Changing state and changing rules

Between generations, a system mutates, or is changed, into a different system.


The universe may be seen as a continuously unfolding process, in which no entity stands still and everything changes. By definition, an activity system is a pattern of behavior, carved out from that ever-unfolding process. It is a way of behaving that can be described or modelled, using some system definition method, however transient that pattern of behavior may be.


Ashby showed how cybernetics can explain some interesting kinds of behavior observable in animals and machines, both homeostatic behaviors and non-linear behaviors. He modelled the state of such a physical entity in the state variables of an abstract system, which is defined in terms of its way of behaving - how it changes state over time - whether autonomously or in response to external events.


Ashby’s “Design for a brain”

5/7 It must be noted the adaptation is commonly used in two senses, which refer to different processes. The distinction may best be illustrated by the inborn homeostatic mechanisms – the reaction to cold by shivering for instance… [Historically] the first change involved the development of the mechanism itself [by a mutation]; the second change occurs when the mechanism is stimulated into showing its properties [changing the state of an animal].”


Ashby’s “Introduction to Cybernetics"

4/1 It will be seen that the word “change” if applied to such a machine can refer to two very different things. There is the change from state to state, which is the machine’s behaviour, and which occurs under its own internal drive, and there is the change from transformation to transformation, which is a change of its way of behaving, and which occurs at the whim of the experimenter or some other outside factor. The distinction is fundamental and must on no account be slighted.” Ashby’s “Introduction to Cybernetics”


In short, in a dynamic system, the word “change” can refer to a system changing state, or to it changing into a different system. A state change is a discrete change from state to state, in the course of a systems regular way of behaving. By contrast, a mutation is a discrete change that replaces one system or way of behaving by another; it produces a new system version or generation.


This table is an attempt to distinguish further varieties of system change.



State change


Internal condition-driven

1 State change

2 Internal metamorphosis

External input-driven

3 State change

4 Inter-generational evolution

External parameter-driven

5 (Re)start

6 (Re)configuration



1.     The tick tock of a clock. Awake to asleep.

2.     Metamorphosis from egg to adult, or caterpillar to butterfly.

3.     The state change when a free-living organism reacts to a smell, the sting of a nettle, or a blast of cold air. Or a software system reacts to input messages.

4.     Replacing a system by a new version, as in biological evolution by reproduction with modifications, or software development by incremental version changes.

5.     (Re)start or initialization. Setting the hands of a clock to summer time or winter time. Setting the initial stock levels in a system dynamics model.

6.     (Re)configuring a machine from one way of behaving to another. Configuring a clock to run backwards instead of forwards.

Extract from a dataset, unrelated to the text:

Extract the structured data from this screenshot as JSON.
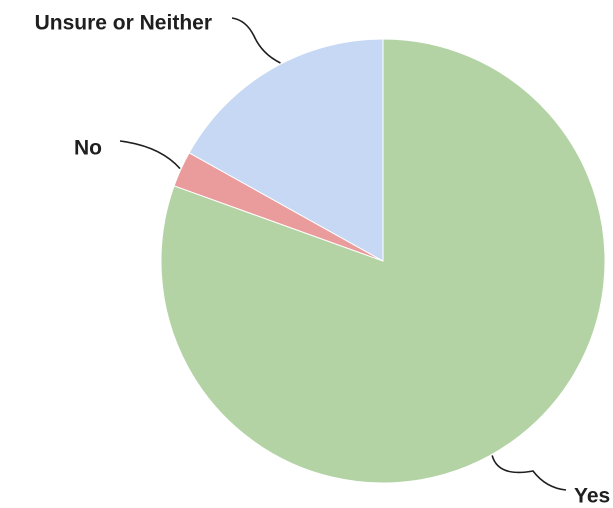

Note again that all description is relative to the interest you bring to the subject matter. We may see the metamorphic change from a caterpillar to a butterfly as either a state change or a mutation, depending on the system (the particular state variables and way of behaving) of interest to us. Also in system design, we can design for mutation, make a machine that is configurable, can be switched by some kind of input parameter from realizing one system to another.


The chapter on system change discusses why Ashby and Maturana considered continuous mutation, or a continuously “self-organizing system”, to be a contradiction in terms, and how Ashby’s classical cybernetics defines a mechanism for actors to re-organize a system they play roles in.


If you are missing discussion of other terms (such as emergent properties, holism and reductionism, hierarchies and networks) don’t worry, we’ll get to them later.